The British parliament failed on Monday to find a majority of its own for any alternative to Prime Minister Theresa May’s divorce deal.
“The only sensible thing for Theresa May to do is to step aside and let someone else take control of Brexit,” said Naeem Aslam, chief market analyst at Think Markets in London.
“Failure to chose any of the options on Brexit took the floor under sterling and the currency stumbled like a rock,” Aslam said in a note to clients.
Sterling was last down 0.25 percent at $1.3073, not far from last month’s nadir of $1.2945.

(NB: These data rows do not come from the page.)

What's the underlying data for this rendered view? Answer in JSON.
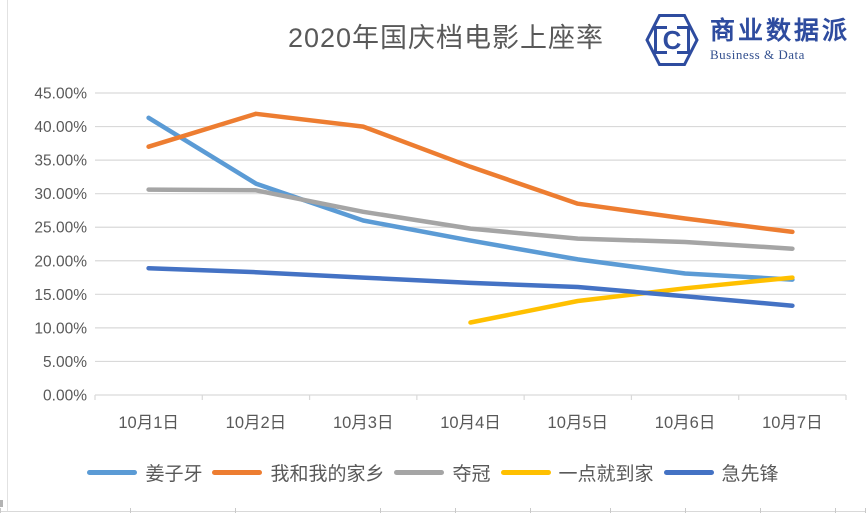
{
  "header": {
    "title": "2020年国庆档电影上座率"
  },
  "logo": {
    "icon": "hexagon-c-logo-icon",
    "name_cn": "商业数据派",
    "name_en": "Business & Data",
    "brand_color": "#2E4C9F"
  },
  "colors": {
    "gridline": "#d9d9d9",
    "axis_text": "#595959",
    "title_text": "#595959"
  },
  "chart_data": {
    "type": "line",
    "title": "2020年国庆档电影上座率",
    "categories": [
      "10月1日",
      "10月2日",
      "10月3日",
      "10月4日",
      "10月5日",
      "10月6日",
      "10月7日"
    ],
    "series": [
      {
        "name": "姜子牙",
        "color": "#5B9BD5",
        "values": [
          41.3,
          31.5,
          26.0,
          23.0,
          20.2,
          18.1,
          17.2
        ]
      },
      {
        "name": "我和我的家乡",
        "color": "#ED7D31",
        "values": [
          37.0,
          41.9,
          40.0,
          34.0,
          28.5,
          26.3,
          24.3
        ]
      },
      {
        "name": "夺冠",
        "color": "#A5A5A5",
        "values": [
          30.6,
          30.5,
          27.3,
          24.8,
          23.3,
          22.8,
          21.8
        ]
      },
      {
        "name": "一点就到家",
        "color": "#FFC000",
        "values": [
          null,
          null,
          null,
          10.8,
          14.0,
          15.9,
          17.5
        ]
      },
      {
        "name": "急先锋",
        "color": "#4472C4",
        "values": [
          18.9,
          18.3,
          17.5,
          16.7,
          16.1,
          14.7,
          13.3
        ]
      }
    ],
    "xlabel": "",
    "ylabel": "",
    "ylim": [
      0,
      45
    ],
    "ytick_step": 5,
    "ytick_labels": [
      "0.00%",
      "5.00%",
      "10.00%",
      "15.00%",
      "20.00%",
      "25.00%",
      "30.00%",
      "35.00%",
      "40.00%",
      "45.00%"
    ],
    "grid": true,
    "legend_position": "bottom"
  }
}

The euro struggled near a three-week low of $1.1198 brushed early on Tuesday, and was last trading down a tenth of a percent at $1.1204.
Against the Japanese yen, the dollar was down a tad at 111.33 yen, but 1.5 percent above its 1-1/2-month low of 109.70 touched on March 25.
Oil prices hovered near their four-month peaks, after two key benchmarks booked their largest first-quarter gains in nearly a decade on positive signs for the global economy and tighter supplies.
U.S. crude futures traded at $61.92 per barrel, up half a percent on the day. Brent futures were up 0.4 percent at $69.28 a barrel.
Gold was 0.15 percent higher at $1,289.10.